Journal Title

Notre Dame Law Review

Volume

63

Issue

1

First Page

35

Document Type

Article

Publication Information

1988

Abstract

Courts must guarantee that native-born citizens of undocumented parents are not second class citizens. Historically, courts intervened to prevent administrative officials from making the educational or economic circumstances of citizen children more difficult because of their parents' undocumented status, as in Plyer v. Doe. However, courts generally show greater reluctance in preventing officials from making the circumstances of children of undocumented parents more difficult when their parents are removed from this country by deportation.

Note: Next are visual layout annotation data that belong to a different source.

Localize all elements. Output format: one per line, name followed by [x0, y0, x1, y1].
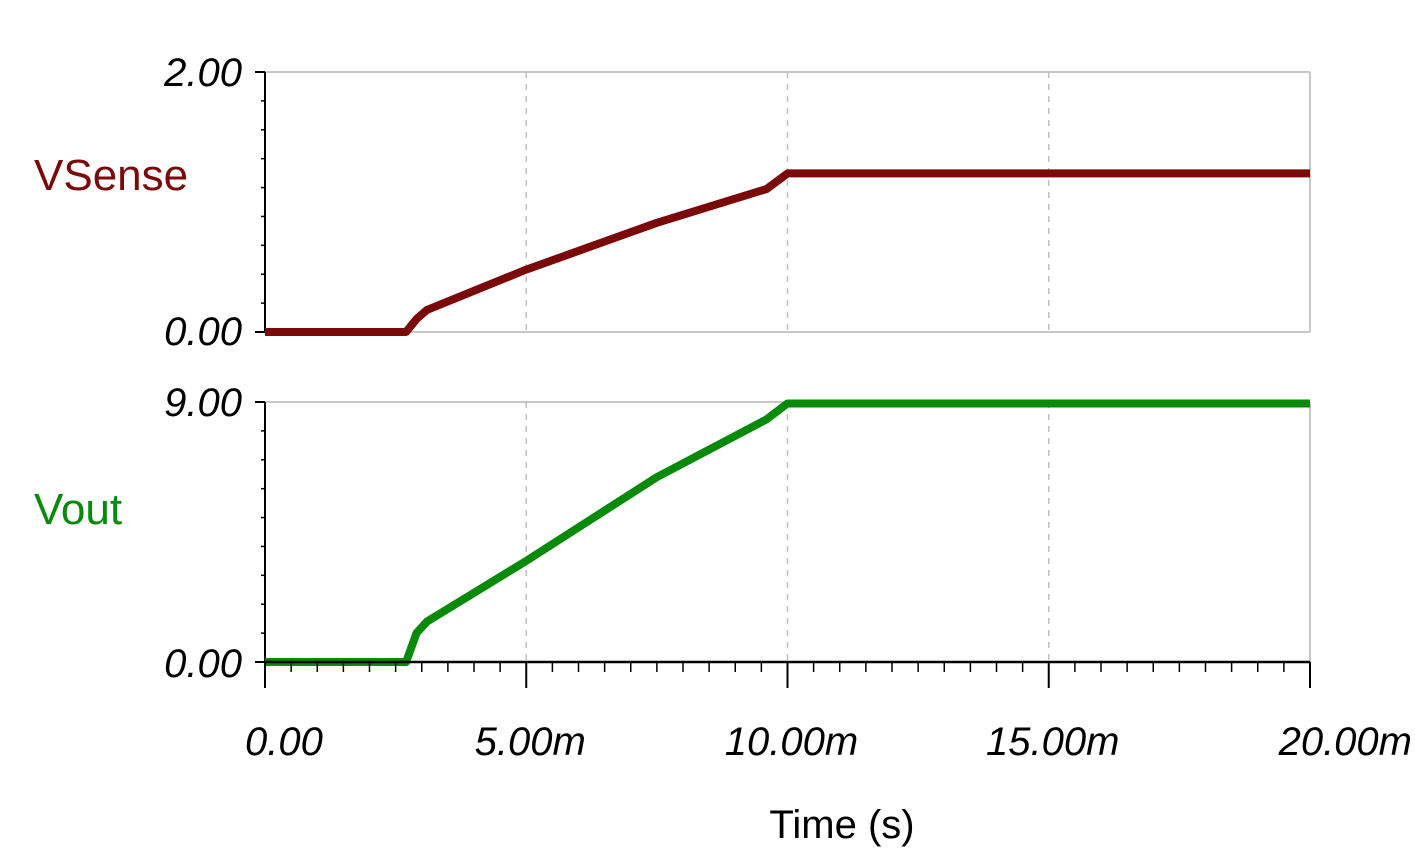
- vsense-series-label: VSense: [34, 151, 188, 200]
- vsense-y-tick-max: 2.00: [163, 51, 242, 95]
- vout-y-tick-max: 9.00: [164, 381, 242, 425]
- vsense-y-tick-min: 0.00: [164, 310, 242, 354]
- vout-y-tick-min: 0.00: [164, 642, 242, 686]
- x-tick-label: 0.00: [245, 720, 323, 764]
- x-axis: [264, 660, 1311, 688]
- vsense-grid: [265, 71, 1311, 333]
- x-tick-label: 10.00m: [725, 720, 858, 764]
- x-axis-title: Time (s): [769, 803, 914, 847]
- x-tick-label: 15.00m: [986, 720, 1119, 764]
- vout-y-axis: [255, 401, 266, 663]
- vsense-y-axis: [255, 71, 266, 333]
- vout-series-label: Vout: [34, 485, 122, 534]
- x-tick-labels: 0.00 5.00m 10.00m 15.00m 20.00m: [245, 720, 1412, 764]
- vsense-series-line: [265, 169, 1310, 336]
- x-tick-label: 20.00m: [1278, 720, 1412, 764]
- vsense-panel: 2.00 0.00 VSense: [34, 51, 1311, 354]
- vout-series-line: [265, 399, 1310, 666]
- x-tick-label: 5.00m: [475, 720, 586, 764]
- vout-panel: 9.00 0.00 Vout: [34, 381, 1311, 686]
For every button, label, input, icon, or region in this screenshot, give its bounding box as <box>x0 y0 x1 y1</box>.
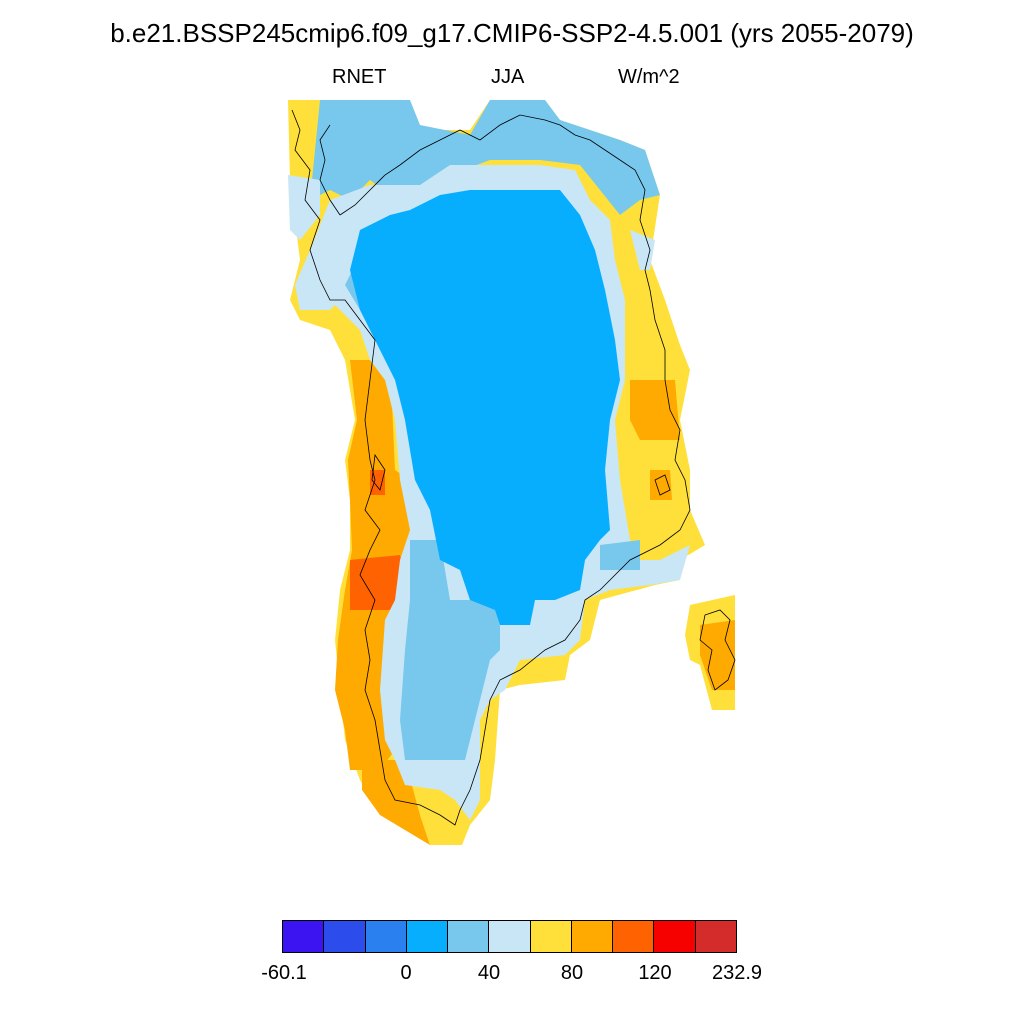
southeast-margin <box>600 540 640 570</box>
east-coast-orange <box>630 380 680 440</box>
colorbar-box-0 <box>283 921 325 952</box>
coastline <box>291 109 736 826</box>
units-label: W/m^2 <box>618 66 680 88</box>
island-coastline <box>699 609 736 691</box>
west-coast-dark-orange <box>350 555 410 610</box>
colorbar-box-5 <box>489 921 531 952</box>
season-label: JJA <box>491 66 525 88</box>
east-fringe <box>630 230 655 270</box>
colorbar-label: 0 <box>400 962 412 984</box>
greenland-coastline <box>291 109 691 826</box>
colorbar-box-1 <box>324 921 366 952</box>
interior-ice-sheet <box>350 190 620 625</box>
colorbar-label: 80 <box>560 962 584 984</box>
colorbar-box-4 <box>448 921 490 952</box>
colorbar-label: 40 <box>477 962 501 984</box>
northwest-fringe <box>288 175 320 240</box>
west-coast-dark-orange-patch <box>370 470 385 495</box>
colorbar-label: 232.9 <box>711 962 763 984</box>
variable-label: RNET <box>332 66 387 88</box>
colorbar-box-8 <box>613 921 655 952</box>
colorbar-box-2 <box>365 921 407 952</box>
colorbar-box-10 <box>695 921 736 952</box>
southwest-margin <box>400 540 500 760</box>
west-islet-coastline <box>371 453 386 491</box>
colorbar-label: 120 <box>638 962 672 984</box>
colorbar-box-7 <box>571 921 614 952</box>
chart-title: b.e21.BSSP245cmip6.f09_g17.CMIP6-SSP2-4.… <box>110 18 914 48</box>
greenland-map <box>288 100 736 845</box>
east-islet-coastline <box>654 474 671 496</box>
south-tip-orange <box>362 760 430 845</box>
colorbar-box-9 <box>654 921 696 952</box>
colorbar-label: -60.1 <box>261 962 307 984</box>
colorbar <box>282 920 737 953</box>
northwest-coastline <box>319 124 341 216</box>
east-coast-orange-patch <box>650 470 672 500</box>
colorbar-box-6 <box>530 921 572 952</box>
colorbar-box-3 <box>406 921 449 952</box>
map-fill-layer <box>288 100 735 845</box>
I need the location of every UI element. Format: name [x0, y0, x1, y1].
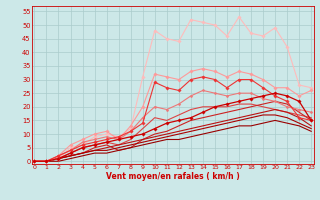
X-axis label: Vent moyen/en rafales ( km/h ): Vent moyen/en rafales ( km/h ) — [106, 172, 240, 181]
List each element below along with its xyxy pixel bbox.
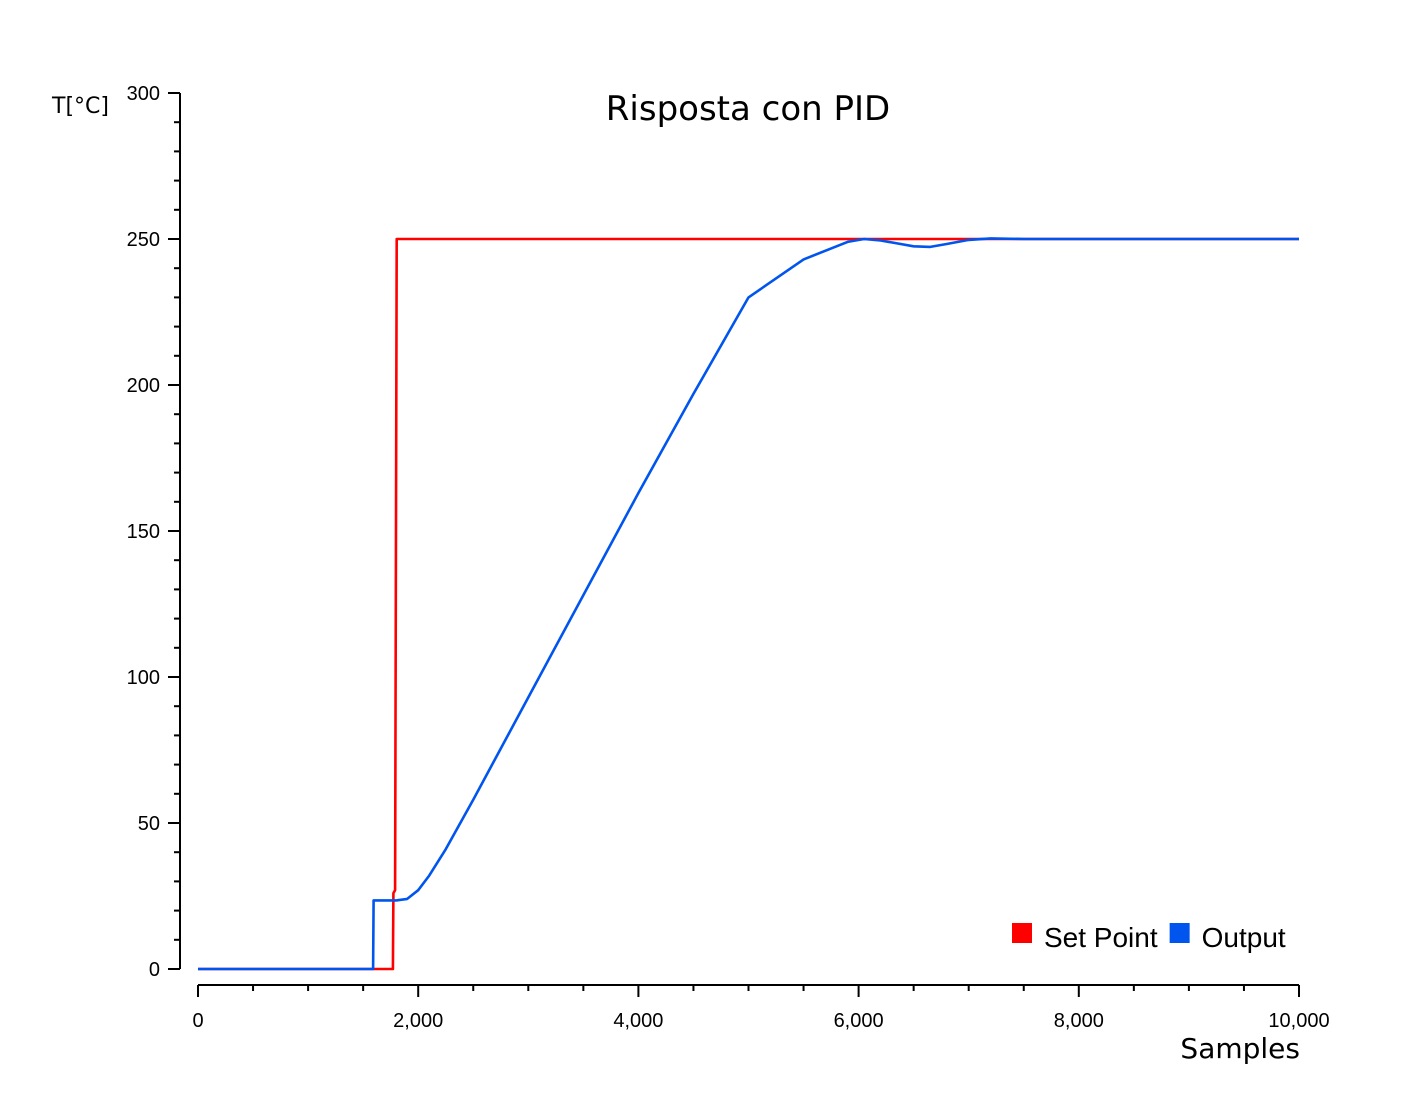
x-tick-label: 4,000 xyxy=(613,1010,663,1032)
legend-label-set-point: Set Point xyxy=(1044,922,1158,953)
y-tick-label: 250 xyxy=(127,229,160,251)
legend: Set Point Output xyxy=(1012,922,1286,953)
y-tick-label: 300 xyxy=(127,83,160,105)
y-tick-label: 200 xyxy=(127,375,160,397)
x-axis-label: Samples xyxy=(1180,1032,1300,1065)
x-tick-label: 10,000 xyxy=(1268,1010,1329,1032)
chart-title: Risposta con PID xyxy=(606,89,890,129)
legend-swatch-set-point xyxy=(1012,923,1032,943)
x-tick-label: 6,000 xyxy=(834,1010,884,1032)
x-tick-label: 0 xyxy=(192,1010,203,1032)
series-line-output xyxy=(198,237,1299,971)
y-axis-label: T[°C] xyxy=(51,94,109,119)
y-tick-label: 50 xyxy=(138,813,160,835)
labels-layer: Risposta con PID T[°C] Samples xyxy=(51,89,1300,1065)
y-tick-label: 150 xyxy=(127,521,160,543)
series-line-set-point xyxy=(198,237,1299,971)
x-tick-label: 2,000 xyxy=(393,1010,443,1032)
y-tick-label: 100 xyxy=(127,667,160,689)
series-layer xyxy=(198,237,1299,971)
y-tick-label: 0 xyxy=(149,959,160,981)
axes-layer: 0 50 100 150 200 250 300 0 2,000 4,000 6,000 8,000 1… xyxy=(127,83,1330,1032)
x-tick-label: 8,000 xyxy=(1054,1010,1104,1032)
legend-swatch-output xyxy=(1169,923,1190,943)
legend-label-output: Output xyxy=(1202,922,1286,953)
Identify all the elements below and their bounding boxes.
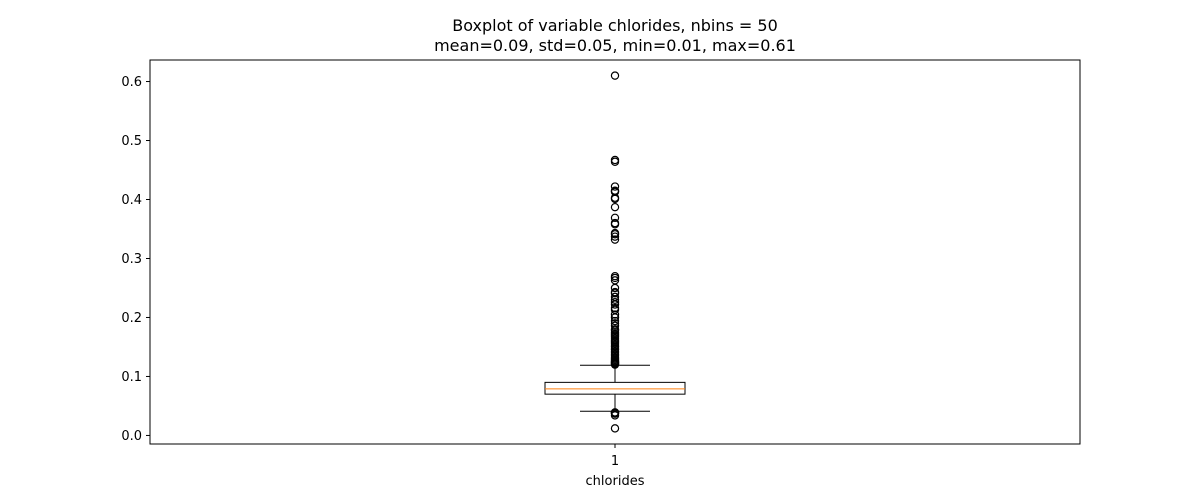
- y-tick-label: 0.0: [121, 429, 142, 444]
- outlier-point: [610, 228, 620, 238]
- outlier-point: [610, 303, 620, 313]
- outlier-point: [610, 218, 620, 228]
- x-axis: 1: [611, 444, 619, 469]
- outlier-point: [610, 271, 620, 281]
- outlier-point: [610, 213, 620, 222]
- flier-group: [610, 71, 620, 433]
- outlier-point: [610, 316, 620, 326]
- outlier-point: [610, 186, 620, 195]
- y-tick-label: 0.4: [121, 193, 142, 208]
- y-axis: 0.0 0.1 0.2 0.3 0.4 0.5 0.6: [121, 75, 150, 444]
- x-tick-label: 1: [611, 454, 619, 469]
- outlier-point: [610, 202, 620, 212]
- plot-frame: [149, 59, 1081, 445]
- y-tick-label: 0.1: [121, 370, 142, 385]
- outlier-point: [610, 310, 620, 319]
- chart-title: Boxplot of variable chlorides, nbins = 5…: [452, 16, 778, 35]
- chart-subtitle: mean=0.09, std=0.05, min=0.01, max=0.61: [434, 36, 796, 55]
- outlier-point: [610, 71, 620, 80]
- y-tick-label: 0.3: [121, 252, 142, 267]
- outlier-point: [610, 182, 620, 191]
- outlier-point: [610, 287, 620, 297]
- outlier-point: [610, 297, 620, 307]
- outlier-point: [610, 325, 620, 334]
- y-tick-label: 0.5: [121, 134, 142, 149]
- outlier-point: [610, 424, 620, 433]
- outlier-point: [610, 292, 620, 302]
- box-group: [544, 364, 686, 412]
- y-tick-label: 0.2: [121, 311, 142, 326]
- outlier-point: [610, 232, 620, 241]
- outlier-point: [610, 321, 620, 330]
- outlier-point: [610, 155, 620, 165]
- y-tick-label: 0.6: [121, 75, 142, 90]
- outlier-point: [610, 319, 620, 328]
- x-axis-label: chlorides: [586, 474, 645, 489]
- outlier-point: [610, 276, 620, 285]
- outlier-point: [610, 235, 620, 244]
- iqr-box: [544, 381, 686, 395]
- outlier-point: [610, 408, 620, 417]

As a result of the holdings in Kleindienst, Fiallo, and Wang, it is not likely that courts will scrutinize the congressional policy choice of allowing imposition of all but "extreme hardship" upon citizen children to discourage the illegal immigration of their parents. Courts should recognize this fact and consider giving greater scrutiny to the "extreme hardship" interpretation by the INS. Courts should utilize the Wang approach of requiring a liberal construction of "extreme hardship" to effectuate the ameliorative purpose of the statute. Similarly, courts should reexamine the constitutional issues involved in the dilemma that requires citizen children to be deprived of either their right to remain in the United States or remain as a family unit. Eventually, courts should conclude that the deprivation of either right constitutes "extreme hardship" to the child as a matter of law.

Recommended Citation

Bill Piatt, Born as Second Class Citizens in the U.S.A.: Children of Undocumented Parents, 63 Notre Dame L. Rev. 35 (1988).